On the day of 9/11, President Bush prolonged a briefing about a school visit, top CIA officials learned of the first attack at 8:48, the CIA counterterrorist centre learned of an unaccounted for plane shortly after 9:03, the Pentagon's war room did not realize the building had been hit after flight 77's impact, and a report of a jet approaching President Bush's ranch was a false alarm.
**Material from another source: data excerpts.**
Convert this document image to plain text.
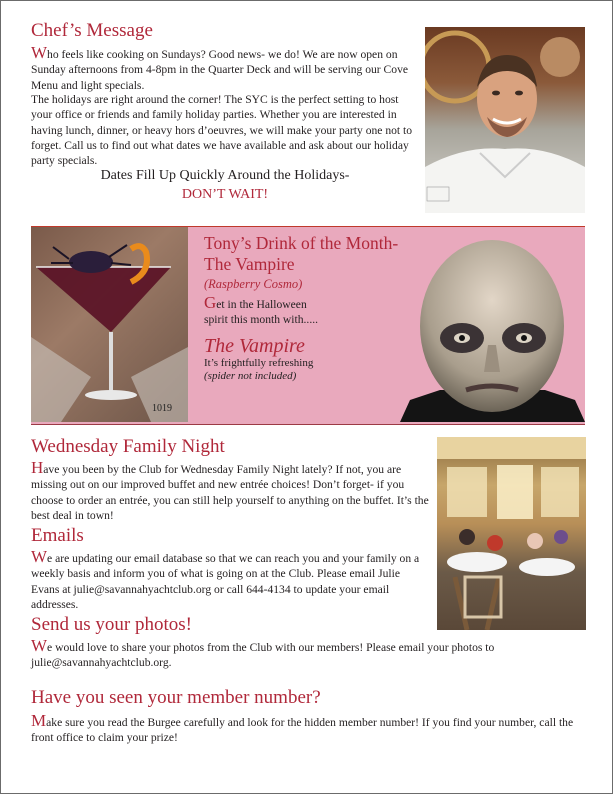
Chef’s Message

Who feels like cooking on Sundays? Good news- we do! We are now open on Sunday afternoons from 4-8pm in the Quarter Deck and will be serving our Cove Menu and light specials.

The holidays are right around the corner! The SYC is the perfect setting to host your office or friends and family holiday parties. Whether you are interested in having lunch, dinner, or heavy hors d’oeuvres, we will make your party one not to forget. Call us to find out what dates we have available and ask about our holiday party specials.

Dates Fill Up Quickly Around the Holidays-
DON’T WAIT!
1019
Tony’s Drink of the Month-
The Vampire
(Raspberry Cosmo)
Get in the Halloween spirit this month with.....
The Vampire
It’s frightfully refreshing
(spider not included)
Wednesday Family Night

Have you been by the Club for Wednesday Family Night lately? If not, you are missing out on our improved buffet and new entrée choices! Don’t forget- if you choose to order an entrée, you can still help yourself to anything on the buffet. It’s the best deal in town!

Emails

We are updating our email database so that we can reach you and your family on a weekly basis and inform you of what is going on at the Club. Please email Julie Evans at julie@savannahyachtclub.org or call 644-4134 to update your email addresses.

Send us your photos!

We would love to share your photos from the Club with our members! Please email your photos to julie@savannahyachtclub.org.

Have you seen your member number?

Make sure you read the Burgee carefully and look for the hidden member number! If you find your number, call the front office to claim your prize!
The 'Blind Sheikh', Sheikh Omar Abdul-Rahman, whose representatives held secret talks with US officials in the late 1980s, should have been a suspect in the murder of a bin Laden fundraiser in the US, but he was never even questioned. Egyptian intelligence warned the US about the Sheikh, but the CIA reportedly obstructed the FBI's investigation of him after the WTC bombing in 1993, as it did after the assassination of Meir Kahane in 1990. Sheikh Abdul-Rahman was finally arrested after the Landmarks plot was foiled.

Elsewhere, the US withdrew from Somalia after the Black Hawk Down incident and also withdrew from Yemen after militants bombed two hotels near where US troops stayed in 1992. Al-Qaeda later used a communications hub in Yemen the National Security Agency was monitoring to coordinate the bombing of the USS ''Cole''. The NSA went on to repeatedly intercept calls by Khalid Almihdhar to and from the hub.

Miscellaneous entries include US special forces not being allowed to target Taliban leader Mullah Omar, Zacarias Moussaoui meeting a CIA asset in Azerbaijan in 1997, Dick Cheney saying Ned Lamont's primary win over Joe Lieberman would please al-Qaeda types, and an Oregon lawyer being wrongly arrested for the Madrid train bombings. What's more, a fire at the CIA in August 2001 helped prepare the agency for its evacuation on 9/11, and Bosnian intelligence was penetrated by al-Qaeda.

In addition, Mohamed Atta, who learned to fly near the base of a CIA front company, traveled through Prague on his way to the US. Two days before he arrived a Pakistani businessman with a similar name arrived, but was deported because he did not have a visa. After 9/11, this caused some confusion, but the CIA figured it out by December 2001. Finally, the US started investigating a suspicious charity, the Benevolence International Foundation, in 1998, only a few years after learning it was suspicious and after it was shut down in Saudi Arabia. It and an affiliate were raided after 9/11.